Redwood Trust on Tuesday filed notice with the Securities and Exchange Commission, signaling its intention to sell a $292 million mortgage-backed security backed by jumbo mortgages.
The deal marks Redwood's second jumbo MBS deal within 10 months. The publicly traded firm has been the only issuer of such product since financial markets imploded in the fall of 2008, though rumors have surfaced that a new, small private jumbo bond recently changed hands.
The REIT does not fund mortgages directly and instead must rely on correspondent loan purchases from jumbo originators, including depositories.
Its first jumbo deal — which was oversubscribed — was comprised mostly of loans originated by Citigroup. This time around it's unclear which lenders have been upstreaming product to the Mill Valley, Calif.-based firm.
The shelf registration was filed by the company's Redwood Residential Acquisition Corp. and is part of its Sequoia Mortgage Passthrough Certificates program (Series 2011-1).
Credit Suisse is the underwriter and lead manager on the deal with JPMorgan Securities and Jefferies & Co. acting as co-managers. Citibank is the deal's trustee while Wells Fargo Bank is the master servicer and the securities administrator.
The offering comprises five tranches of offered certificates worth $290 million and four parts that are not going to be offered.
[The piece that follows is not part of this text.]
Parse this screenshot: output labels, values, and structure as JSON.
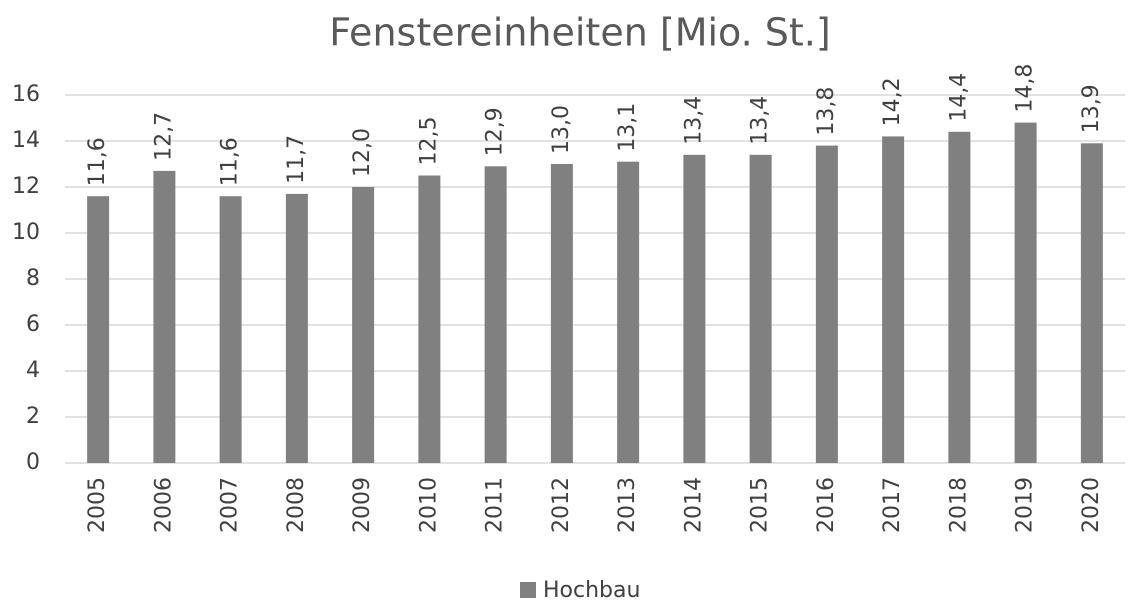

The RMBS will be backed by 303 fully amortizing fixed rate mortgage loans (comprising around 57.32% of the mortgage pool) and hybrid mortgage loans (representing about 42.68% of the mortgage pool).
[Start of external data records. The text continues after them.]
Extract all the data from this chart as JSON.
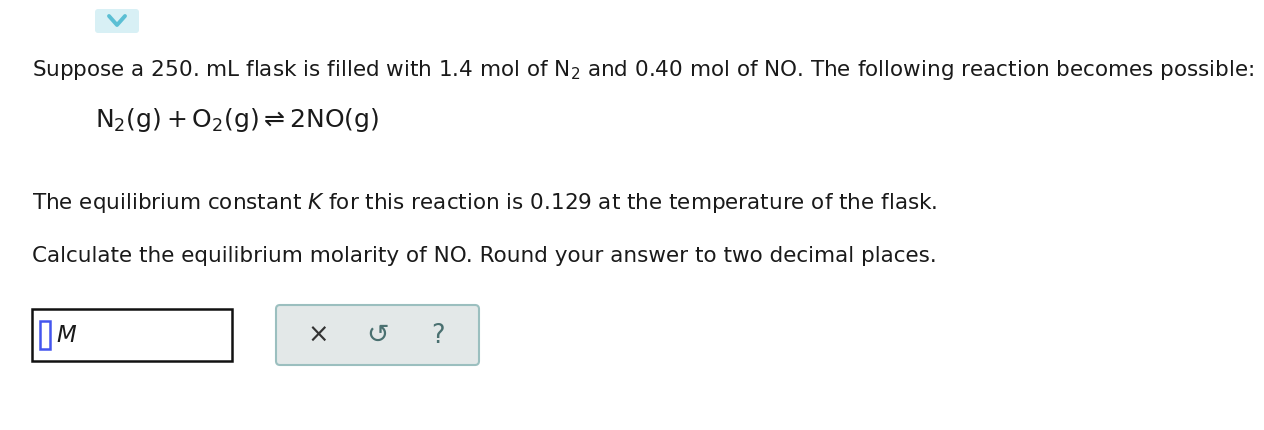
{
  "background_color": "#ffffff",
  "text_color": "#1a1a1a",
  "line1": "Suppose a 250. mL flask is filled with 1.4 mol of $\\mathrm{N_2}$ and 0.40 mol of NO. The following reaction becomes possible:",
  "reaction": "$\\mathrm{N_2(g)+O_2(g)\\rightleftharpoons 2NO(g)}$",
  "line3": "The equilibrium constant $K$ for this reaction is 0.129 at the temperature of the flask.",
  "line4": "Calculate the equilibrium molarity of NO. Round your answer to two decimal places.",
  "font_size_main": 15.5,
  "font_size_reaction": 18,
  "chevron_color": "#5bbfd4",
  "chevron_bg": "#d8f0f5",
  "input_border": "#111111",
  "cursor_color": "#4455ee",
  "button_bg": "#e3e8e8",
  "button_border": "#9bbfbf",
  "button_text_color": "#4a7070",
  "x_color": "#333333"
}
The hybrid mortgage loans generally offer interest at a fixed rate in the initial period of ten years from their origination and at an adjustable rate thereafter.
The mortgages also provide payments of interest at the related mortgage rate, but no payments of principal, for ten years after they were originated, according to the SEC filing.
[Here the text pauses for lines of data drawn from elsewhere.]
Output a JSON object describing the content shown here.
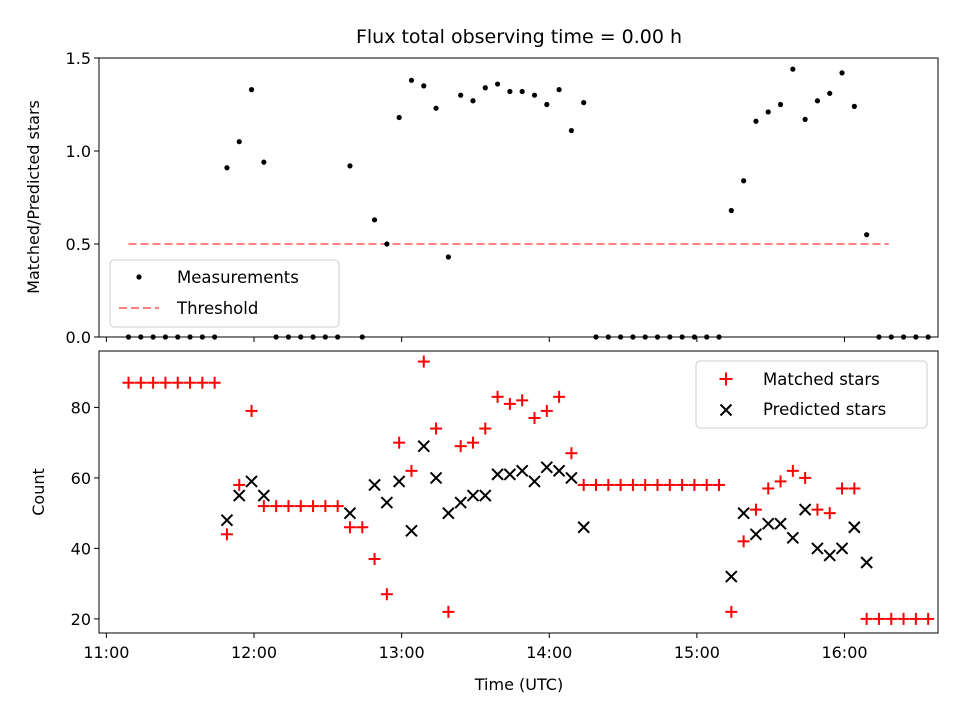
{
  "chart_data": [
    {
      "type": "scatter",
      "title": "Flux total observing time = 0.00 h",
      "ylabel": "Matched/Predicted stars",
      "ylim": [
        0,
        1.5
      ],
      "yticks": [
        "0.0",
        "0.5",
        "1.0",
        "1.5"
      ],
      "xlim_minutes": [
        657,
        998
      ],
      "legend": {
        "placement": "lower-left",
        "entries": [
          {
            "label": "Measurements",
            "marker": "dot",
            "color": "#000000"
          },
          {
            "label": "Threshold",
            "marker": "dashed-line",
            "color": "#ff7f7f"
          }
        ]
      },
      "threshold": {
        "y": 0.5,
        "x_start": "11:09",
        "x_end": "16:18",
        "color": "#ff7f7f"
      },
      "series": [
        {
          "name": "Measurements",
          "color": "#000000",
          "points": [
            [
              "11:09",
              0
            ],
            [
              "11:14",
              0
            ],
            [
              "11:19",
              0
            ],
            [
              "11:24",
              0
            ],
            [
              "11:29",
              0
            ],
            [
              "11:34",
              0
            ],
            [
              "11:39",
              0
            ],
            [
              "11:44",
              0
            ],
            [
              "11:49",
              0.91
            ],
            [
              "11:54",
              1.05
            ],
            [
              "11:59",
              1.33
            ],
            [
              "12:04",
              0.94
            ],
            [
              "12:09",
              0
            ],
            [
              "12:14",
              0
            ],
            [
              "12:19",
              0
            ],
            [
              "12:24",
              0
            ],
            [
              "12:29",
              0
            ],
            [
              "12:34",
              0
            ],
            [
              "12:39",
              0.92
            ],
            [
              "12:44",
              0
            ],
            [
              "12:49",
              0.63
            ],
            [
              "12:54",
              0.5
            ],
            [
              "12:59",
              1.18
            ],
            [
              "13:04",
              1.38
            ],
            [
              "13:09",
              1.35
            ],
            [
              "13:14",
              1.23
            ],
            [
              "13:19",
              0.43
            ],
            [
              "13:24",
              1.3
            ],
            [
              "13:29",
              1.27
            ],
            [
              "13:34",
              1.34
            ],
            [
              "13:39",
              1.36
            ],
            [
              "13:44",
              1.32
            ],
            [
              "13:49",
              1.32
            ],
            [
              "13:54",
              1.3
            ],
            [
              "13:59",
              1.25
            ],
            [
              "14:04",
              1.33
            ],
            [
              "14:09",
              1.11
            ],
            [
              "14:14",
              1.26
            ],
            [
              "14:19",
              0
            ],
            [
              "14:24",
              0
            ],
            [
              "14:29",
              0
            ],
            [
              "14:34",
              0
            ],
            [
              "14:39",
              0
            ],
            [
              "14:44",
              0
            ],
            [
              "14:49",
              0
            ],
            [
              "14:54",
              0
            ],
            [
              "14:59",
              0
            ],
            [
              "15:04",
              0
            ],
            [
              "15:09",
              0
            ],
            [
              "15:14",
              0.68
            ],
            [
              "15:19",
              0.84
            ],
            [
              "15:24",
              1.16
            ],
            [
              "15:29",
              1.21
            ],
            [
              "15:34",
              1.25
            ],
            [
              "15:39",
              1.44
            ],
            [
              "15:44",
              1.17
            ],
            [
              "15:49",
              1.27
            ],
            [
              "15:54",
              1.31
            ],
            [
              "15:59",
              1.42
            ],
            [
              "16:04",
              1.24
            ],
            [
              "16:09",
              0.55
            ],
            [
              "16:14",
              0
            ],
            [
              "16:19",
              0
            ],
            [
              "16:24",
              0
            ],
            [
              "16:29",
              0
            ],
            [
              "16:34",
              0
            ]
          ]
        }
      ]
    },
    {
      "type": "scatter",
      "xlabel": "Time (UTC)",
      "ylabel": "Count",
      "ylim": [
        16,
        96
      ],
      "yticks": [
        "20",
        "40",
        "60",
        "80"
      ],
      "xticks": [
        "11:00",
        "12:00",
        "13:00",
        "14:00",
        "15:00",
        "16:00"
      ],
      "xlim_minutes": [
        657,
        998
      ],
      "legend": {
        "placement": "upper-right",
        "entries": [
          {
            "label": "Matched stars",
            "marker": "plus",
            "color": "#ff0000"
          },
          {
            "label": "Predicted stars",
            "marker": "x",
            "color": "#000000"
          }
        ]
      },
      "series": [
        {
          "name": "Matched stars",
          "marker": "plus",
          "color": "#ff0000",
          "points": [
            [
              "11:09",
              87
            ],
            [
              "11:14",
              87
            ],
            [
              "11:19",
              87
            ],
            [
              "11:24",
              87
            ],
            [
              "11:29",
              87
            ],
            [
              "11:34",
              87
            ],
            [
              "11:39",
              87
            ],
            [
              "11:44",
              87
            ],
            [
              "11:49",
              44
            ],
            [
              "11:54",
              58
            ],
            [
              "11:59",
              79
            ],
            [
              "12:04",
              52
            ],
            [
              "12:09",
              52
            ],
            [
              "12:14",
              52
            ],
            [
              "12:19",
              52
            ],
            [
              "12:24",
              52
            ],
            [
              "12:29",
              52
            ],
            [
              "12:34",
              52
            ],
            [
              "12:39",
              46
            ],
            [
              "12:44",
              46
            ],
            [
              "12:49",
              37
            ],
            [
              "12:54",
              27
            ],
            [
              "12:59",
              70
            ],
            [
              "13:04",
              62
            ],
            [
              "13:09",
              93
            ],
            [
              "13:14",
              74
            ],
            [
              "13:19",
              22
            ],
            [
              "13:24",
              69
            ],
            [
              "13:29",
              70
            ],
            [
              "13:34",
              74
            ],
            [
              "13:39",
              83
            ],
            [
              "13:44",
              81
            ],
            [
              "13:49",
              82
            ],
            [
              "13:54",
              77
            ],
            [
              "13:59",
              79
            ],
            [
              "14:04",
              83
            ],
            [
              "14:09",
              67
            ],
            [
              "14:14",
              58
            ],
            [
              "14:19",
              58
            ],
            [
              "14:24",
              58
            ],
            [
              "14:29",
              58
            ],
            [
              "14:34",
              58
            ],
            [
              "14:39",
              58
            ],
            [
              "14:44",
              58
            ],
            [
              "14:49",
              58
            ],
            [
              "14:54",
              58
            ],
            [
              "14:59",
              58
            ],
            [
              "15:04",
              58
            ],
            [
              "15:09",
              58
            ],
            [
              "15:14",
              22
            ],
            [
              "15:19",
              42
            ],
            [
              "15:24",
              51
            ],
            [
              "15:29",
              57
            ],
            [
              "15:34",
              59
            ],
            [
              "15:39",
              62
            ],
            [
              "15:44",
              60
            ],
            [
              "15:49",
              51
            ],
            [
              "15:54",
              50
            ],
            [
              "15:59",
              57
            ],
            [
              "16:04",
              57
            ],
            [
              "16:09",
              20
            ],
            [
              "16:14",
              20
            ],
            [
              "16:19",
              20
            ],
            [
              "16:24",
              20
            ],
            [
              "16:29",
              20
            ],
            [
              "16:34",
              20
            ]
          ]
        },
        {
          "name": "Predicted stars",
          "marker": "x",
          "color": "#000000",
          "points": [
            [
              "11:49",
              48
            ],
            [
              "11:54",
              55
            ],
            [
              "11:59",
              59
            ],
            [
              "12:04",
              55
            ],
            [
              "12:39",
              50
            ],
            [
              "12:49",
              58
            ],
            [
              "12:54",
              53
            ],
            [
              "12:59",
              59
            ],
            [
              "13:04",
              45
            ],
            [
              "13:09",
              69
            ],
            [
              "13:14",
              60
            ],
            [
              "13:19",
              50
            ],
            [
              "13:24",
              53
            ],
            [
              "13:29",
              55
            ],
            [
              "13:34",
              55
            ],
            [
              "13:39",
              61
            ],
            [
              "13:44",
              61
            ],
            [
              "13:49",
              62
            ],
            [
              "13:54",
              59
            ],
            [
              "13:59",
              63
            ],
            [
              "14:04",
              62
            ],
            [
              "14:09",
              60
            ],
            [
              "14:14",
              46
            ],
            [
              "15:14",
              32
            ],
            [
              "15:19",
              50
            ],
            [
              "15:24",
              44
            ],
            [
              "15:29",
              47
            ],
            [
              "15:34",
              47
            ],
            [
              "15:39",
              43
            ],
            [
              "15:44",
              51
            ],
            [
              "15:49",
              40
            ],
            [
              "15:54",
              38
            ],
            [
              "15:59",
              40
            ],
            [
              "16:04",
              46
            ],
            [
              "16:09",
              36
            ]
          ]
        }
      ]
    }
  ]
}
All of the mortgages are backed by first liens on one-to two-family residential properties, condominiums, cooperative units, planned unit developments and townhouses.
Redwood had hoped to issue a jumbo bond in the fourth quarter, but in the fall the company said in its 'Redwood Review' publication that the secondary market at the time was "constrained by headwinds" — in particular what it called the government's (Fannie Mae and Freddie Mac) "outsized role" in the mortgage market.
In the review, Redwood complained that the GSEs were snatching up 'conforming jumbos' (mortgages that are $417,000 to $725,750 in size) when instead these loans should be going to private sector buyers.
In the Spring of 2010 Redwood came to market with a $238 million jumbo MBS. At the time it was the first private label deal in 18 months.
Other players in the mortgage market are contemplating entering the jumbo MBS space, including Goldman Sachs.